Anoche, por vez primera en su historia, el trofeo Carranza que cada mes de agosto se celebra en Cádiz desde 1955, tuvo como protagonistas a equipos de mujeres. Acabó ganándolo el Athletic de Bilbao. Yo, que apenas he estado un par de veces en campos de fútbol, no me quise perder la fiesta. Y aunque seguí sin entender las reglas, sin lograr que lo que pasaba en el campo me emocionara, por más que mi hijo tratara de explicármelo con paciencia, pude sentir que los penaltis que pusieron fin al empate de los dos equipos suponían mucho más que goles en las porterías. Delante de nosotros había sentadas varias chicas jóvenes que formaban parte de un equipo de fútbol. Hacían fotos, comentaban, subían a las redes. Estaban emocionadas. Al fin empezaban a encontrar referentes en los que mirarse. Mi hijo, al día siguiente, me contó que le había escrito un mensaje de felicitación por Instagram a una de las jugadoras del Tottenham, la número 14, que nos deslumbró con su poderío. Ella le respondió amable con un thank you very much.

Ganaron las de las camisetas blancas y rojas, pero para mí eso fue lo de menos. Lo más luminoso fue comprobar que el mundo se está ensanchando de verdad, que la mitad habitualmente invisible y devaluada se hace presente y lo hace sin miramientos, con garra, pisando fuerte en terrenos de los que nunca debió ser excluida. Seguirá sin gustarme el fútbol. Seguiré odiando, me temo, las tardes de los domingos y el final de los telediarios. Continuaré poniendo como ejemplo de masculinidades hegemónicas las que descubro en los músculos, los rostros y las palabras de los futbolistas exitosos. Seguiré a la espera de que uno de ellos se atreva a salir del armario. Mientras tanto, estaré atento a las futbolistas que empiezan a ocupar portadas, que ganan mucho menos que sus colegas y a las que todavía los niños y las niñas no pegan en forma de cromos en álbumes.  Es una fractura hermosa de las que rompen el espejo.  Para ellas y para nosotros. No es la gran batalla ganada de la revolución pendiente, pero sí la celebración necesaria de la progresiva equivalencia. La que yo ayer palpé cuando vi a mi hijo ponerse nervioso en la tanda de penaltis, o la que me llegaba de los asientos delanteros en los que un grupo de mujeres futbolistas no se sentían de prestado.
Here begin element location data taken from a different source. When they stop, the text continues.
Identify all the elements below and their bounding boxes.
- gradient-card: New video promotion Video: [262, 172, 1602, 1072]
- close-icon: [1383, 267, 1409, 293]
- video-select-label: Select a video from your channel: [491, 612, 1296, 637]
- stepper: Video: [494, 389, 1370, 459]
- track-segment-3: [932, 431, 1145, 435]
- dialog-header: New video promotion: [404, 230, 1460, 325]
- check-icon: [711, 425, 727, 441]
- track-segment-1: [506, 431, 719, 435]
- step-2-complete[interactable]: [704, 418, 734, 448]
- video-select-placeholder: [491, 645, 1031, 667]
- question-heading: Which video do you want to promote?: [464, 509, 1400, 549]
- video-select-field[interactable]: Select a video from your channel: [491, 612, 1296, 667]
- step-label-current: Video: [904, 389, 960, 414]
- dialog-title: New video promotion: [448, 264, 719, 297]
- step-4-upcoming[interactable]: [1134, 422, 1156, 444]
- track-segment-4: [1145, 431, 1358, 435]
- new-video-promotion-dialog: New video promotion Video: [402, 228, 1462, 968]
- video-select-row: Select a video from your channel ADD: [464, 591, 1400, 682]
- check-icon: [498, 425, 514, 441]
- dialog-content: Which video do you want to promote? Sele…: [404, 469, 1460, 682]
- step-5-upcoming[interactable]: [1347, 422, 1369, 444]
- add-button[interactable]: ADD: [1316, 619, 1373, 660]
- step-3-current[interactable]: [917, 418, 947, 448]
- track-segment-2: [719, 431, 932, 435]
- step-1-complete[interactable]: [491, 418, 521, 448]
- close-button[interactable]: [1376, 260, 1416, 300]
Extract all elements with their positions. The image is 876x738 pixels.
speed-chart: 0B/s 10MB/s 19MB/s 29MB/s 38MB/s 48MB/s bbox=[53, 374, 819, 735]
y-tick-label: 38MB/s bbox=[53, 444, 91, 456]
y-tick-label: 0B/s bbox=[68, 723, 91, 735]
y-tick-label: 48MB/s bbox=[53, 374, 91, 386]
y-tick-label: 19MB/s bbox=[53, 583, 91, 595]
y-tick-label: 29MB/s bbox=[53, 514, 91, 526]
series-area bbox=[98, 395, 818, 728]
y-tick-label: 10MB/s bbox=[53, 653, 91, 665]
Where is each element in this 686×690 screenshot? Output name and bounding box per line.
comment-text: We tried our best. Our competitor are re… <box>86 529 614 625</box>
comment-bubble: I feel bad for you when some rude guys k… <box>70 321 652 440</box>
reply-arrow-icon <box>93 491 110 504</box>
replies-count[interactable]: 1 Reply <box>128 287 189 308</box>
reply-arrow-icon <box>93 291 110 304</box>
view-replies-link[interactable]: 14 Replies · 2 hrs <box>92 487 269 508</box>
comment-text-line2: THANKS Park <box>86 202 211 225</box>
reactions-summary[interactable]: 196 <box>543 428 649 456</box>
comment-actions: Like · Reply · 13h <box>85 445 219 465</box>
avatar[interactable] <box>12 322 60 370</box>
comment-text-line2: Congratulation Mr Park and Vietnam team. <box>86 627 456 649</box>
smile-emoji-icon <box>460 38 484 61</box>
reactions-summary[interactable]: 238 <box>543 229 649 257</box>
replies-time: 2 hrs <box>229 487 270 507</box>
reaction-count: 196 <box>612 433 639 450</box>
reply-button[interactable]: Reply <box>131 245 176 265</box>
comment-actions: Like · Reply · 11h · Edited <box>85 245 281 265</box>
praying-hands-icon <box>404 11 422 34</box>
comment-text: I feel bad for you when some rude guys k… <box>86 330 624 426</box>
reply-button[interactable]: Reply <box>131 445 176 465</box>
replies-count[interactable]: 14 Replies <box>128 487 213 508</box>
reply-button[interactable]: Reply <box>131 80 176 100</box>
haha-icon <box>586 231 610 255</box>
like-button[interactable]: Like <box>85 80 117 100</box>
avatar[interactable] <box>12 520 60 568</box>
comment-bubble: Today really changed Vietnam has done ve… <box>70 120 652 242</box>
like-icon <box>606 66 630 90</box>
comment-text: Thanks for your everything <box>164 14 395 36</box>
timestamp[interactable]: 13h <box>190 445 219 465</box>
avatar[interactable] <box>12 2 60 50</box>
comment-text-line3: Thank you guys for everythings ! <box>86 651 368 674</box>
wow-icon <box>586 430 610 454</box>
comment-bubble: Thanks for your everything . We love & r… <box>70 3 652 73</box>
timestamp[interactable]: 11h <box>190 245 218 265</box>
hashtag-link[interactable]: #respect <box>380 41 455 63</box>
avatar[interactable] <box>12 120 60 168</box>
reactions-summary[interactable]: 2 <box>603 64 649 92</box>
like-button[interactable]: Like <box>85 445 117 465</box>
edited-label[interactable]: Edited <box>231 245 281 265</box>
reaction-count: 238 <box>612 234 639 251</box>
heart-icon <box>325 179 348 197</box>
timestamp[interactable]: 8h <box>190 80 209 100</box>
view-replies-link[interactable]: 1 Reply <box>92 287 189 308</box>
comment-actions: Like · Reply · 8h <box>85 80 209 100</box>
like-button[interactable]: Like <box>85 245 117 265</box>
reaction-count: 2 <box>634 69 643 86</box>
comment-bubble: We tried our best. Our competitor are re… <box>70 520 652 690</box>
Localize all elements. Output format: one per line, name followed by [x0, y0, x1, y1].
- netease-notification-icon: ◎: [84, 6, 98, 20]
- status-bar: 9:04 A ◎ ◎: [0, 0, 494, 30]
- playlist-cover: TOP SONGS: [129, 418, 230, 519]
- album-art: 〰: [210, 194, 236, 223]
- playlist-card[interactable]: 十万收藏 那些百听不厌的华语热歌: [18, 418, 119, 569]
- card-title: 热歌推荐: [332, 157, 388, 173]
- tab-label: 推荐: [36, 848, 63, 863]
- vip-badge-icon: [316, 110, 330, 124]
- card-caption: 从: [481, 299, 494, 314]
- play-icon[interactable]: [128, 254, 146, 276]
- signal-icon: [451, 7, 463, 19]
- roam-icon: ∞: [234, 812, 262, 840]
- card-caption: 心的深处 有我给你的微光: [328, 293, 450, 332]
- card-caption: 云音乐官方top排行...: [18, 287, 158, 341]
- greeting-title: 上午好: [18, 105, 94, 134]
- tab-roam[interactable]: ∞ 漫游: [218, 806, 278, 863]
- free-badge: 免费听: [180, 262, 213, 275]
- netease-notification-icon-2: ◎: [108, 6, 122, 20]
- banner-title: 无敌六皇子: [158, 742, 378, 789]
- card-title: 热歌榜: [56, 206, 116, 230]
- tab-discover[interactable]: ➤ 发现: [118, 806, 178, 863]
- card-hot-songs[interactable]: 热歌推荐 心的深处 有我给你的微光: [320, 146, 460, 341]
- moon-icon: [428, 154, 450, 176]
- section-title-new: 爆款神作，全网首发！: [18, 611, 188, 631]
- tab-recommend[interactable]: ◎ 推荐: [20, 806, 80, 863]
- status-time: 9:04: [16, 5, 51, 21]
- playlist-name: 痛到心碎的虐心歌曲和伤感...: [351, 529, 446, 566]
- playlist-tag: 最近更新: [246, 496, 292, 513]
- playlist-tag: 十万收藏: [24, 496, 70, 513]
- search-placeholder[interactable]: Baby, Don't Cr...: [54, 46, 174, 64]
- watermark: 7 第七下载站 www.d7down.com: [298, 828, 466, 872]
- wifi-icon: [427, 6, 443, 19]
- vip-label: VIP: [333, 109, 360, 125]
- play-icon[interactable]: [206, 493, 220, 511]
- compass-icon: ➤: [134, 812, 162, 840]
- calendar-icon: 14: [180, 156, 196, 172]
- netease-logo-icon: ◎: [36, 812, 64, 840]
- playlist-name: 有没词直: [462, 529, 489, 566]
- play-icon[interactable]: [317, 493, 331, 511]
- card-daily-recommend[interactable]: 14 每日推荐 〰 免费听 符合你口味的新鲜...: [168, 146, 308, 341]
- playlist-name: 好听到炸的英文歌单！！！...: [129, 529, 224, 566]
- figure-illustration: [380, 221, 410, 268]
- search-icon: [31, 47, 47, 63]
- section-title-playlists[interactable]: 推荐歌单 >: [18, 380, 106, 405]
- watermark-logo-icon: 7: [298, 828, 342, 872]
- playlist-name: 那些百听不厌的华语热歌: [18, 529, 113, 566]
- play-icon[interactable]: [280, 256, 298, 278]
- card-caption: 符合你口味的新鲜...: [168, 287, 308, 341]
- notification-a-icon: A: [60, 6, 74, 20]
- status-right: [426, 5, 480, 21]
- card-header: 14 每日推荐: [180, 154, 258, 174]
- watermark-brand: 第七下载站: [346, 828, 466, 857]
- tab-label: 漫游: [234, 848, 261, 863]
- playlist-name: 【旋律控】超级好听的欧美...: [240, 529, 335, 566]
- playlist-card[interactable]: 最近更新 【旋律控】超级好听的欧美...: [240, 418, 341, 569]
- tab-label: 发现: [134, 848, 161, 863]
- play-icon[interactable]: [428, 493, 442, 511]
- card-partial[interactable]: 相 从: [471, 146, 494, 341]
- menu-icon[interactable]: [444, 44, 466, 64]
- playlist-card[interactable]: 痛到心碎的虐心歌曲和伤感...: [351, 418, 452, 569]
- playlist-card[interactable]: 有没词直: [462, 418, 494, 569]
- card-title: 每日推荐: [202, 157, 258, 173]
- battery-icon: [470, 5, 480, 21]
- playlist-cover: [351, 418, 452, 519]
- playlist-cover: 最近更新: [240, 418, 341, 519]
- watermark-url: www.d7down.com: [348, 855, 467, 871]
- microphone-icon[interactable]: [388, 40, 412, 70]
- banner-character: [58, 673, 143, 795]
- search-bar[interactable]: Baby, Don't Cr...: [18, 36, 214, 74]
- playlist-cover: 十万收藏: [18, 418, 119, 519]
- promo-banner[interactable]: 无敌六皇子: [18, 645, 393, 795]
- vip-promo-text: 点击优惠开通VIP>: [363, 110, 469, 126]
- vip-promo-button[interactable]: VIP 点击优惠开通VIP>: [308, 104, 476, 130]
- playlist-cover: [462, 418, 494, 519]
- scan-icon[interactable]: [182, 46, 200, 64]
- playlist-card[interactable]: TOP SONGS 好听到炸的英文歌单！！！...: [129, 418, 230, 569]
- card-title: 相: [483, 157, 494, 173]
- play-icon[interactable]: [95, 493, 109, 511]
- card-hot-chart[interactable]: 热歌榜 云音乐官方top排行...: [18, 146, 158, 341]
Cuando salí del estadio, en una noche calurosa de agosto, cuando la playa era una fiesta y en la puerta de las heladerías había colas interminables de familias, lo hice con ganas de bailar. De moverme como me dijeron que no debía hacerlo un hombre. Y me acordé de Carlota, con la que me habría encantado brindar, sin balones por medio, sin padres en las gradas, sin trofeos que poner en las estanterías.  Mucho más musculosa ella que yo, más valiente y decidida. Un cuaderno abierto en el que al fin las chicas como la compañera de mi hijo pueden saltarse las reglas de ortografía.